The Digital Asset Management community recently came together in London for DAM Europe 2026 and the co-located DAM and Collections Management for Cultural Heritage 2026.
As sponsors of DAM and Collections Management for Cultural Heritage, the PastView team were delighted to be part of a day dedicated to the unique challenges and opportunities facing galleries, libraries, archives, museums and performing arts organisations.
Across the sessions and conversations throughout the day, there was one theme that came through clearly: cultural heritage organisations are not simply managing digital assets. They’re caring for collections, protecting context, supporting scholarship and finding new ways to make history more accessible.
Our COO, Casper Smithson, also presented during the event, discussing our PastView platform and the role it can play in helping organisations open up their collections online.
Using our work with The London Library as an example, Casper explored how digitisation, metadata and online discovery can come together to transform archive material into a structured, searchable and engaging digital resource.
The project highlights something we believe strongly at PastView - that a successful digital collection should do more than store assets. It should help people explore them.
For cultural heritage organisations, that means creating digital experiences that support discovery, context and accessibility, while still respecting the complexity, sensitivity and long-term value of the collections themselves.
It was great to see a few of our clients there presenting and discussing working with us, such as Twinings and the Royal College of Surgeons of England.
It was great to see our partners Orange Logic, alongside another of our clients, Pentland, on stage at the conference discussing an ongoing digitisation project that we've been working on together (above).
A key takeaway from the wider DAM Europe conversation was that DAM is not only about technology, but about people.
That feels especially true in the cultural heritage sector.

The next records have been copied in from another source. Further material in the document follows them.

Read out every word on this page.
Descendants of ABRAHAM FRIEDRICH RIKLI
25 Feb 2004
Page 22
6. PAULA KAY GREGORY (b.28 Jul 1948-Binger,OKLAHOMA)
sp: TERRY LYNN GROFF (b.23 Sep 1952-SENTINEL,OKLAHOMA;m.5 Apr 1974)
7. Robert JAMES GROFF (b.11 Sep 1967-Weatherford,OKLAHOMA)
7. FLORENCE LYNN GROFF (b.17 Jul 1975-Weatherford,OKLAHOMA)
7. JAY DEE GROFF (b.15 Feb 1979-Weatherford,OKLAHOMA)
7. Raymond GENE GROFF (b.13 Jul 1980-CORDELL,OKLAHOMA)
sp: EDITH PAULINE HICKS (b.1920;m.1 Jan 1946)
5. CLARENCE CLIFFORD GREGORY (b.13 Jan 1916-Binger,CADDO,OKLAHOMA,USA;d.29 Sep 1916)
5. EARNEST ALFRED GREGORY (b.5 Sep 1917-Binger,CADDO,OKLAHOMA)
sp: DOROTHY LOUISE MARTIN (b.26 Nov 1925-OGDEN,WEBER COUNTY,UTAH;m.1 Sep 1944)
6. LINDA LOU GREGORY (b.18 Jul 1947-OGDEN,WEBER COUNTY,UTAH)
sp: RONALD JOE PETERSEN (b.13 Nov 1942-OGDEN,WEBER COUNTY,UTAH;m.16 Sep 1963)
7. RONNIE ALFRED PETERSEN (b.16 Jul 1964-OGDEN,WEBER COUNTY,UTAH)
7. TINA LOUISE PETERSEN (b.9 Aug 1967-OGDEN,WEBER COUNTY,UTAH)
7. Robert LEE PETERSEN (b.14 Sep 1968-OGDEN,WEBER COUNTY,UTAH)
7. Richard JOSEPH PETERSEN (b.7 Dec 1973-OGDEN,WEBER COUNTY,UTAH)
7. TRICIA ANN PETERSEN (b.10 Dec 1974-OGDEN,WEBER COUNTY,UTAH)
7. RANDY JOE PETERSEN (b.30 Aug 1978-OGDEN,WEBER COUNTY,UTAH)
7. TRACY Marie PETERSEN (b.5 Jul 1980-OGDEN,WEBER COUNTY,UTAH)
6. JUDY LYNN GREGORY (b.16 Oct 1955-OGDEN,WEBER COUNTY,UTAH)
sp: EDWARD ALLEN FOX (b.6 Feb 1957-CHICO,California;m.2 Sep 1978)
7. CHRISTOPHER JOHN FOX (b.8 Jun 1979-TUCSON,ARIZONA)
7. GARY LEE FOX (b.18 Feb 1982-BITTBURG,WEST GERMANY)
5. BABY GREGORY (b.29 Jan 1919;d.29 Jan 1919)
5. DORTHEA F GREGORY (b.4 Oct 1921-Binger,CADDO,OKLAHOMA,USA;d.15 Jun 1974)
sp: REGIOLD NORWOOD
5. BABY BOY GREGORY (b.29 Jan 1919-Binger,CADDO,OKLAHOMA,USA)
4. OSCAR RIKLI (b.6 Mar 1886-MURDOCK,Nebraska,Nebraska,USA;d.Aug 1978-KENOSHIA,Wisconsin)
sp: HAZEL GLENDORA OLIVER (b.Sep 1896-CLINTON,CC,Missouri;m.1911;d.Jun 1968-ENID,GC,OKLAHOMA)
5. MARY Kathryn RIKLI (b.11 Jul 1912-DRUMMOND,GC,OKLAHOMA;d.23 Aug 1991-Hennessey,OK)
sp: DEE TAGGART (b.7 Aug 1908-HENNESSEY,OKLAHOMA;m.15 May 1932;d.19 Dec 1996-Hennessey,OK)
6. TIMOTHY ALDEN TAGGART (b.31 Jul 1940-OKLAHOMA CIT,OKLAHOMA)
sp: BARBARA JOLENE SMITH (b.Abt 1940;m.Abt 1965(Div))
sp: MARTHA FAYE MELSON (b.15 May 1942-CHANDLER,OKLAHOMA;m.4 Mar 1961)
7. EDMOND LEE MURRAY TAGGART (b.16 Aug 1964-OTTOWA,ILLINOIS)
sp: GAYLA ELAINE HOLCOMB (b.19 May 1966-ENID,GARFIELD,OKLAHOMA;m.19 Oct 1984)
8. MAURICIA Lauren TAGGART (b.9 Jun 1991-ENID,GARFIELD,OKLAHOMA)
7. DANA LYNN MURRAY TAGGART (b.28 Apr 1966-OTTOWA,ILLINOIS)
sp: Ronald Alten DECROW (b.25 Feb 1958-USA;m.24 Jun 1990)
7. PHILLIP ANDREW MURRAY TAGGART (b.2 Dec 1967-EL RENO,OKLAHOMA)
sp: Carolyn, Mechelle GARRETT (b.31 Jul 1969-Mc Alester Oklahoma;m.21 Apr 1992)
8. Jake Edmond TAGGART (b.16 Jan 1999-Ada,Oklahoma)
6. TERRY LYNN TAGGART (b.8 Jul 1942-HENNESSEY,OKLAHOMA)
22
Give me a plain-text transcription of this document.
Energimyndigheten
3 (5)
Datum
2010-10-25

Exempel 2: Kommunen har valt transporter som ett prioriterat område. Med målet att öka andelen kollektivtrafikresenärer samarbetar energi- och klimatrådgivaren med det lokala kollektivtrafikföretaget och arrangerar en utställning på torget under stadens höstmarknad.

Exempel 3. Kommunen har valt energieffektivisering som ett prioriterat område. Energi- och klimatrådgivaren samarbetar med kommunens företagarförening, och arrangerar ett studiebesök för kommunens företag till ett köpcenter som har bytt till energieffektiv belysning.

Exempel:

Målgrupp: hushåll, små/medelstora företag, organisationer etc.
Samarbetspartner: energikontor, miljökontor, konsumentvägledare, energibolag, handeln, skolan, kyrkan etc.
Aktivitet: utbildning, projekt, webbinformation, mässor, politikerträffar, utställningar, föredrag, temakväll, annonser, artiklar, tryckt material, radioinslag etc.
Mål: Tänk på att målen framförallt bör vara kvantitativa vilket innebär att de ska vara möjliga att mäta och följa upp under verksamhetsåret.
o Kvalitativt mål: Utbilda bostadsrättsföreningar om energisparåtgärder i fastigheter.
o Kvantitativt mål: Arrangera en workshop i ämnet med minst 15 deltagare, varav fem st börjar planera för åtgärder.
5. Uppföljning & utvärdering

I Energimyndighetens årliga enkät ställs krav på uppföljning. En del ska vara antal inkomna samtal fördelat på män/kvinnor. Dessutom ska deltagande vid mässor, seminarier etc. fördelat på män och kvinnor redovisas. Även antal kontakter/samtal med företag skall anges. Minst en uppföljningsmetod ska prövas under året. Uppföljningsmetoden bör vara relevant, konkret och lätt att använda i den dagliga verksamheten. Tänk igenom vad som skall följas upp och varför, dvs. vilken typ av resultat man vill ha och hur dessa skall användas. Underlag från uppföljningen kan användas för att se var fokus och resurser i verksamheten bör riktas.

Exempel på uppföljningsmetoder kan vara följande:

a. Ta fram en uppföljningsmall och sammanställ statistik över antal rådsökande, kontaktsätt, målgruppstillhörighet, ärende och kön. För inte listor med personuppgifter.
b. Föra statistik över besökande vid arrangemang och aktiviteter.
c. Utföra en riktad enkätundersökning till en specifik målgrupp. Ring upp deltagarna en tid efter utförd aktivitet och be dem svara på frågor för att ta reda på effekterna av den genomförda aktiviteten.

Technology can support workflows, enhance metadata, improve discoverability and create new routes into collections. AI may also have a growing role to play in content operations and asset management. But technology is only useful when it serves the needs of the organisation, the collection and the audience.
For heritage collections, success depends on trusted foundations, like accurate metadata, clear rights information, thoughtful governance, sustainable processes and platforms that make collections easier to find, understand and share.
It also depends on people, such as archivists, librarians, collection managers, digital teams and subject specialists who understand the stories, context and significance behind the material.
PastView helps organisations transform analogue collections into engaging digital resources. Developed by TownsWeb Archiving, the platform is supported by expert digitisation services that convert physical materials into high-quality digital assets, ready for integration with existing DAM systems.
PastView then acts as a publishing layer, enabling organisations to curate and present collections through interactive portals and bespoke archive websites.
For cultural heritage organisations, this means collections can move from being digitised and stored to being discovered, explored and used.
It was fantastic to meet and speak with so many professionals in London working across DAM, collections management and cultural heritage. The discussions throughout the day reinforced just how much knowledge, care and innovation exists across the sector.
Thank you to Henry Stewart Events for bringing the community together, and to everyone who joined the conversations around digitisation, metadata, preservation, access and the future of digital collections.
We’re looking forward to continuing those conversations and seeing the DAM community again at DAM New York 2026!